Thursday, April 16, 2009

A New Chapter (Eleven) for Paper

On a day when North America's largest newsprint producer (finally) went Chapter 11, here is a small piece of good news for the paper industry: Half of the respondents to a Dead Tree Edition poll expect little or no erosion in coated-paper prices during the next few months.

AbitibiBowater, aka AbitibiUnderwater, gave up trying to re-refinance its massive debt and filed for bankruptcy protection today in both the United States and Canada. The company, also a significant maker of coated and uncoated groundwood papers, has arranged debtor-in-possession financing that will help it continue operating while the courts restructure its debt.

Some newsprint customers, anticipating the filing, have been talking to competitors to ensure adequate supply if AbitibiBowater collapsed, even asking at least one paper company to re-enter the newsprint business. (Sort of like asking someone to head up the George W. Bush Fan Club, isn't it?) But all indications are that the company's mills will continue producing.

AbitibiBowater's move "will have greater implications for the company than for the newsprint market," writes Jim Rosenberg, a senior editor at Editor & Publisher.

One of those implications is that employees will not receive bonuses that were due them for 2008 performance, though I'm not sure what kind of performance bonuses are due for taking the company's stock from $20.47 to 47 cents in the calendar year.
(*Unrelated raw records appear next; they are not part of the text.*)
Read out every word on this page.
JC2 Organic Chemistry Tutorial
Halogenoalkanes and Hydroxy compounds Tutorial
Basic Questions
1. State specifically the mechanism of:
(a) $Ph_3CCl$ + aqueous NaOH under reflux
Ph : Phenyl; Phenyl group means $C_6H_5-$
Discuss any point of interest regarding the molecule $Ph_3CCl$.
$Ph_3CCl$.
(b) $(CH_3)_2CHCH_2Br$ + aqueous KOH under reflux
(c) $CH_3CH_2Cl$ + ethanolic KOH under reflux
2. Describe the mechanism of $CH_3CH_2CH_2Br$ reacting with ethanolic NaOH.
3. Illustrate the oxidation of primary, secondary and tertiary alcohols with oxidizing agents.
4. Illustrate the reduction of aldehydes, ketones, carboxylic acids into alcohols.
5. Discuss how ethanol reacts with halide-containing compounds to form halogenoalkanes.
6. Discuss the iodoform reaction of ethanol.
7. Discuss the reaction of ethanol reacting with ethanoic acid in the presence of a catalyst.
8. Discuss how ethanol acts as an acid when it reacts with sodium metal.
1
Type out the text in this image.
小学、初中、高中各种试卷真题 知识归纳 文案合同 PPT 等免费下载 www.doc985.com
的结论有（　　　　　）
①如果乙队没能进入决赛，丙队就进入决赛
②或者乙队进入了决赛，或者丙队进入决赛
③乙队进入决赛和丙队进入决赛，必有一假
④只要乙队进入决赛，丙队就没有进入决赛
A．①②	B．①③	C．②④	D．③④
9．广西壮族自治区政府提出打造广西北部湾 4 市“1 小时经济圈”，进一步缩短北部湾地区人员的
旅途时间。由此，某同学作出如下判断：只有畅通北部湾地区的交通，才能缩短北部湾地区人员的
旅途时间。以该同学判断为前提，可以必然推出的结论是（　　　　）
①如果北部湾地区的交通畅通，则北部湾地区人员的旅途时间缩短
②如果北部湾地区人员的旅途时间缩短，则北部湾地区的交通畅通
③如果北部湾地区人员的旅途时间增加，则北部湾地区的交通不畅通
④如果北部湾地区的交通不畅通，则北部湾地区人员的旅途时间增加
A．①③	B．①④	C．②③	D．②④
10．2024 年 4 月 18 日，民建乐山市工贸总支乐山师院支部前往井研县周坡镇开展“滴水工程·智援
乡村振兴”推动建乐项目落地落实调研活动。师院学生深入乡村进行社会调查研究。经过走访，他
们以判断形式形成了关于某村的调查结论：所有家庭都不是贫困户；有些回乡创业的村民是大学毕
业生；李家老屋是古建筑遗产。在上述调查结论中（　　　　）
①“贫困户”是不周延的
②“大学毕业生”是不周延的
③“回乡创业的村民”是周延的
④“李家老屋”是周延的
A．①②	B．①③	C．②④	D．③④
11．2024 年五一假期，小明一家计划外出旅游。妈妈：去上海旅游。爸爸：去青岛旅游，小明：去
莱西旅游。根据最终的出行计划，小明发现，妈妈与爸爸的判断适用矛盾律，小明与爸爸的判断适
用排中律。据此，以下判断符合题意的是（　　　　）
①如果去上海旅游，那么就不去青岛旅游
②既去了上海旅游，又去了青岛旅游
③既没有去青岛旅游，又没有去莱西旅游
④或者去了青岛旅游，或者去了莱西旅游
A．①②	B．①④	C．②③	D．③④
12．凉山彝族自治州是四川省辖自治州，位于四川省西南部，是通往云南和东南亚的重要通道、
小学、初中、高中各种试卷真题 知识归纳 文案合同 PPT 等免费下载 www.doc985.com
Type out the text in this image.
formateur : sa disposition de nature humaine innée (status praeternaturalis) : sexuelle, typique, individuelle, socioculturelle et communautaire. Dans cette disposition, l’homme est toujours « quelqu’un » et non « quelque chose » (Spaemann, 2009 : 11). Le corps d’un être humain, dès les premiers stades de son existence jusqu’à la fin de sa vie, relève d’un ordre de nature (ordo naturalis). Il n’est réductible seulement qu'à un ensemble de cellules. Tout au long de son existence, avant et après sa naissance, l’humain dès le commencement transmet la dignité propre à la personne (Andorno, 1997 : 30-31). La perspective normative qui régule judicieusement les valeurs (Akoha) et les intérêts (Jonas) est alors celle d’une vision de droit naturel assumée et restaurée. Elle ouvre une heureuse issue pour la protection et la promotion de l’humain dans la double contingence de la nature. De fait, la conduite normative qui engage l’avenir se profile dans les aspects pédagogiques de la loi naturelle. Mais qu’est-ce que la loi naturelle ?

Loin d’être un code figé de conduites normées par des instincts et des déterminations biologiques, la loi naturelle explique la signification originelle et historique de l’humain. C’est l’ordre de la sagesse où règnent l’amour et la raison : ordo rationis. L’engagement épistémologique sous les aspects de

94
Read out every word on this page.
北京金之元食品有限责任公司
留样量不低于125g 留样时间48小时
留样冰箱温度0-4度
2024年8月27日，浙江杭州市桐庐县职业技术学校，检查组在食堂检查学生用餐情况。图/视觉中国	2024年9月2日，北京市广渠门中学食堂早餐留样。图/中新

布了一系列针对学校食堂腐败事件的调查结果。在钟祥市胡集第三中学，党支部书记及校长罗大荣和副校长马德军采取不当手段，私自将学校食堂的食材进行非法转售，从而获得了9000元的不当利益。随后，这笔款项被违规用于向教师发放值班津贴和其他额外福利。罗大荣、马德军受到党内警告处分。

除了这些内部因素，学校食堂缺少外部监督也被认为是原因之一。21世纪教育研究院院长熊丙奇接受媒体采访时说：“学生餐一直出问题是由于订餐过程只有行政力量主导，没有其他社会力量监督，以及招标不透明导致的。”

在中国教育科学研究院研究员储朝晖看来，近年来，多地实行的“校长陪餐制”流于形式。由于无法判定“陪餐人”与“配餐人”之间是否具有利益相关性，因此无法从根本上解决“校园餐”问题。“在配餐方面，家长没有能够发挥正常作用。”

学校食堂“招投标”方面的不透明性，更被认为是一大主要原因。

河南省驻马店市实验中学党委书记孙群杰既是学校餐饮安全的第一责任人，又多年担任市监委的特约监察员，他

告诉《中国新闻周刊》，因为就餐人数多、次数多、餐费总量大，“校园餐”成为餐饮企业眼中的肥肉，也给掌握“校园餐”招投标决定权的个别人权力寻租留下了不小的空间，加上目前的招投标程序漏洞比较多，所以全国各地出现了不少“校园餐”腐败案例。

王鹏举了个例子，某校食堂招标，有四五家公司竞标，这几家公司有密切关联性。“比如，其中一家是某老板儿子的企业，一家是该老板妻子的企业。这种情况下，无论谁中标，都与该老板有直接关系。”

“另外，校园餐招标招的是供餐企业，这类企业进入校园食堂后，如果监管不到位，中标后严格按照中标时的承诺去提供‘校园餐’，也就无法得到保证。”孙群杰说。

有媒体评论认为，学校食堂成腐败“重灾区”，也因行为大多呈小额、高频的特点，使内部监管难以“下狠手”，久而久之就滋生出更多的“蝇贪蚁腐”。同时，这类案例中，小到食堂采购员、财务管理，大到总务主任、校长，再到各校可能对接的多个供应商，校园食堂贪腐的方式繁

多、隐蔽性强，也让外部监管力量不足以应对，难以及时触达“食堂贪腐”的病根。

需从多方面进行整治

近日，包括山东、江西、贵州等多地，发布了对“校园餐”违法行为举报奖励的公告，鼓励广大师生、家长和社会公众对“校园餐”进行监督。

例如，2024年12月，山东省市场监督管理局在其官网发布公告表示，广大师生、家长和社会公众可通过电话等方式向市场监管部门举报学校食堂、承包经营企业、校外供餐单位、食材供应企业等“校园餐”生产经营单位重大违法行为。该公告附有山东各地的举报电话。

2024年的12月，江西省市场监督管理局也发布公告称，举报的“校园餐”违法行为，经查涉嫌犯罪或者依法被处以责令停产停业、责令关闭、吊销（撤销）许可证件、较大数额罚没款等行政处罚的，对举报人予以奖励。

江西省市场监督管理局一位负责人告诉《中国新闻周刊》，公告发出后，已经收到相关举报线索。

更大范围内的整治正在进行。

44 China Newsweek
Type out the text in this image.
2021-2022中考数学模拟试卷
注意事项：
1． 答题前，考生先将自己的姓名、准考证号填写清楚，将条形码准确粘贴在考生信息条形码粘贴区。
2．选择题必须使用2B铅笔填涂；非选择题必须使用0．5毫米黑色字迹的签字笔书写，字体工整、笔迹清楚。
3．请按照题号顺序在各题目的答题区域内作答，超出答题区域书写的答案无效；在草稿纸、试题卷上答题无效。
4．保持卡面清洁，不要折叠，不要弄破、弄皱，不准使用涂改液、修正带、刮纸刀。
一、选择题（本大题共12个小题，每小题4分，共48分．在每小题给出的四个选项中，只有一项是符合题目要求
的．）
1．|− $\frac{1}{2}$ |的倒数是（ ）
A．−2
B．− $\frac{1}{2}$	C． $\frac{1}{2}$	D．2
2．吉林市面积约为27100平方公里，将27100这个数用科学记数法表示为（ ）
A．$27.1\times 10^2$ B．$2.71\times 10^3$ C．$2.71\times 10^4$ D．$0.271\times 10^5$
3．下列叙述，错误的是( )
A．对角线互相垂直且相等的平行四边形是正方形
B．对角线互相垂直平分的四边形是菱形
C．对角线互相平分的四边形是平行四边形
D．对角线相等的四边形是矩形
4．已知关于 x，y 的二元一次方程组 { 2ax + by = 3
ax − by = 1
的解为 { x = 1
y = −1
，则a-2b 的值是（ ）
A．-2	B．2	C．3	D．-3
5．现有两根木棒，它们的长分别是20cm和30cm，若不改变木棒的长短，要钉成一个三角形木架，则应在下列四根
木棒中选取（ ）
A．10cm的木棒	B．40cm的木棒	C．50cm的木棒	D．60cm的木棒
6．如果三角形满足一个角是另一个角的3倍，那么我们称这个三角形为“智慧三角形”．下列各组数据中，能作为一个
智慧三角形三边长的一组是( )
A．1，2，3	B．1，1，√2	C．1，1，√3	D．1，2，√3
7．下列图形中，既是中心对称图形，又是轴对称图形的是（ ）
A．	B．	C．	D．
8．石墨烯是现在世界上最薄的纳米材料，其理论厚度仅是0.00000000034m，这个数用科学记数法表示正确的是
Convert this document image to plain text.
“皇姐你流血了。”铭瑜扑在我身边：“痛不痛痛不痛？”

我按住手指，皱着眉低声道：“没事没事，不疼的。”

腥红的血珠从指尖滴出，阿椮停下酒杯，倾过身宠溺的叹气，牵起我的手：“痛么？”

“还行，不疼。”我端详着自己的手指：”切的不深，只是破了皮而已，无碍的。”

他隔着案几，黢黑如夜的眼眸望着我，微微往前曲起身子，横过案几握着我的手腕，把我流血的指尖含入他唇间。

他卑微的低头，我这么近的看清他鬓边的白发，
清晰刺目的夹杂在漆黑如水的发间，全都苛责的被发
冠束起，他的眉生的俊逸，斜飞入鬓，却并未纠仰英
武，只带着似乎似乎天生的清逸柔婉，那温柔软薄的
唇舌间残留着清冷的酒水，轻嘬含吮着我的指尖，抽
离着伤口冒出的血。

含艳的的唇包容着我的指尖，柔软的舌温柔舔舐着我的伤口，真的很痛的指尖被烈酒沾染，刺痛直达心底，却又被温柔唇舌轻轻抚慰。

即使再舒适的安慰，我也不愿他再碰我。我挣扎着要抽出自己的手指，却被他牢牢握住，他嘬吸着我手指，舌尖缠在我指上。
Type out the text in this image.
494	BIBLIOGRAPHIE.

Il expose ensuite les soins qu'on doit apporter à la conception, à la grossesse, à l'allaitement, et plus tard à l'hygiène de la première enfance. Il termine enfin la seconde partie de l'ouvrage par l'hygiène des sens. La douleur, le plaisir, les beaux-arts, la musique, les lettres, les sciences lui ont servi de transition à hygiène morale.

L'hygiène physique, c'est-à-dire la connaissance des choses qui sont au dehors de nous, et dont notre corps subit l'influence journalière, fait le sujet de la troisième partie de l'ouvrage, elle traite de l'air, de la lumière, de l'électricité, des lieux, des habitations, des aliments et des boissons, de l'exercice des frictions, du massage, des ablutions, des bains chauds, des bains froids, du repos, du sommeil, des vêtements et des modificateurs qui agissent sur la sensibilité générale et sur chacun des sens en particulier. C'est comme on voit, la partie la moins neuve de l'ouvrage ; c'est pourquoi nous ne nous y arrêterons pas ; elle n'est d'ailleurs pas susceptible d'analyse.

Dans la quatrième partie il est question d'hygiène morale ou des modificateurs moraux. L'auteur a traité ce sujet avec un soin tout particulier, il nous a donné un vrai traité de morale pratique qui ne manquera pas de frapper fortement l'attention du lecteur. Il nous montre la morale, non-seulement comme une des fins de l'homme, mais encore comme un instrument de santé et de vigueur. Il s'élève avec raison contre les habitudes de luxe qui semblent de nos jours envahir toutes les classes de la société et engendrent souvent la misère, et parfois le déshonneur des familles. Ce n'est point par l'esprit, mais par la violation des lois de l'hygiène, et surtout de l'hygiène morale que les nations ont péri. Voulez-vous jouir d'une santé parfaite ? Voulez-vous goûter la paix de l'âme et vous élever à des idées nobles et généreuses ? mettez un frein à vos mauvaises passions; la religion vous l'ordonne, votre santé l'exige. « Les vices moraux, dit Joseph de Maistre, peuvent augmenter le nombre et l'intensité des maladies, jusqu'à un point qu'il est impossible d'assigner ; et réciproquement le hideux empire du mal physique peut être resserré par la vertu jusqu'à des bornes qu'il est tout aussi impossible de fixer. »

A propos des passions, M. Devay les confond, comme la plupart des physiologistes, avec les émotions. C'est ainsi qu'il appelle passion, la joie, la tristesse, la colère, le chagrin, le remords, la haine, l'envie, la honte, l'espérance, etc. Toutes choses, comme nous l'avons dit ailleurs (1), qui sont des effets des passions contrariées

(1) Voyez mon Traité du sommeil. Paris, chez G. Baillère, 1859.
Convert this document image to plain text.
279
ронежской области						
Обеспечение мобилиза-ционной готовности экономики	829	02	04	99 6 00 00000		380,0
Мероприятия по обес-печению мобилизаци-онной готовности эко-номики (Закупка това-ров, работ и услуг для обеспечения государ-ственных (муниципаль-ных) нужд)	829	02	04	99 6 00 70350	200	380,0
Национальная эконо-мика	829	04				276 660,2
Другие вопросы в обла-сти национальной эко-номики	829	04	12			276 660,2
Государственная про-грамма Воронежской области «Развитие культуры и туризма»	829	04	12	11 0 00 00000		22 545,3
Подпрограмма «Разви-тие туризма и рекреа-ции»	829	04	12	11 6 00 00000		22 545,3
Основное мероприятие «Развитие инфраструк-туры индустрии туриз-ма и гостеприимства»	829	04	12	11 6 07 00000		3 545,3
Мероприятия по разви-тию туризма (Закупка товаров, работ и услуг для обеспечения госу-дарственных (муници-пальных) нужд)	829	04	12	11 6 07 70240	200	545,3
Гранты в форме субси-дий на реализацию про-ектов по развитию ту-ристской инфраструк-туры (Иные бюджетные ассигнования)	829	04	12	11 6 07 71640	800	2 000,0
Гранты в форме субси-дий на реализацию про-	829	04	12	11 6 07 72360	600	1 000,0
All incentive compensation for 2009 has also been suspended.

The filing puts the final nail in the coffin for the idea that the merger of Abitibi and Bowater would give one company enough market share to manage newsprint supply so that prices wouldn't collapse. More than ever, AbitibiBowater will be pressured to maximize immediate cash flow rather than managing supply to keep prices up.

Now as to that poll: Dead Tree Edition asked readers to vote on what the price of 40# coated #5 would be in July. When the poll was launched, RISI's Paper Trader had the market price as $900 per ton ($45/cwt.); the March number was $880. Half the voters thought the price would be at least $860, including 10% who thought it would be $900 or higher (wonder what they were smoking -- or what paper company they work for).

Only 29% voted for a crash, with pricing of less than $820, while another 21% voted for a modest decrease to the $820-$859 range.

Now I'm asking my readers another question: What will be AbitibiBowater's fate? Cast your vote in the poll, which appears on the right just above the "Featured Articles" listing.

One more question: Why was Google Adsense, which places ads based on the content of a Web site, posting an ad for E-Harmony on Dead Tree Edition today? Perhaps with all the talk of black liquor here lately it thought that romance was just around the corner.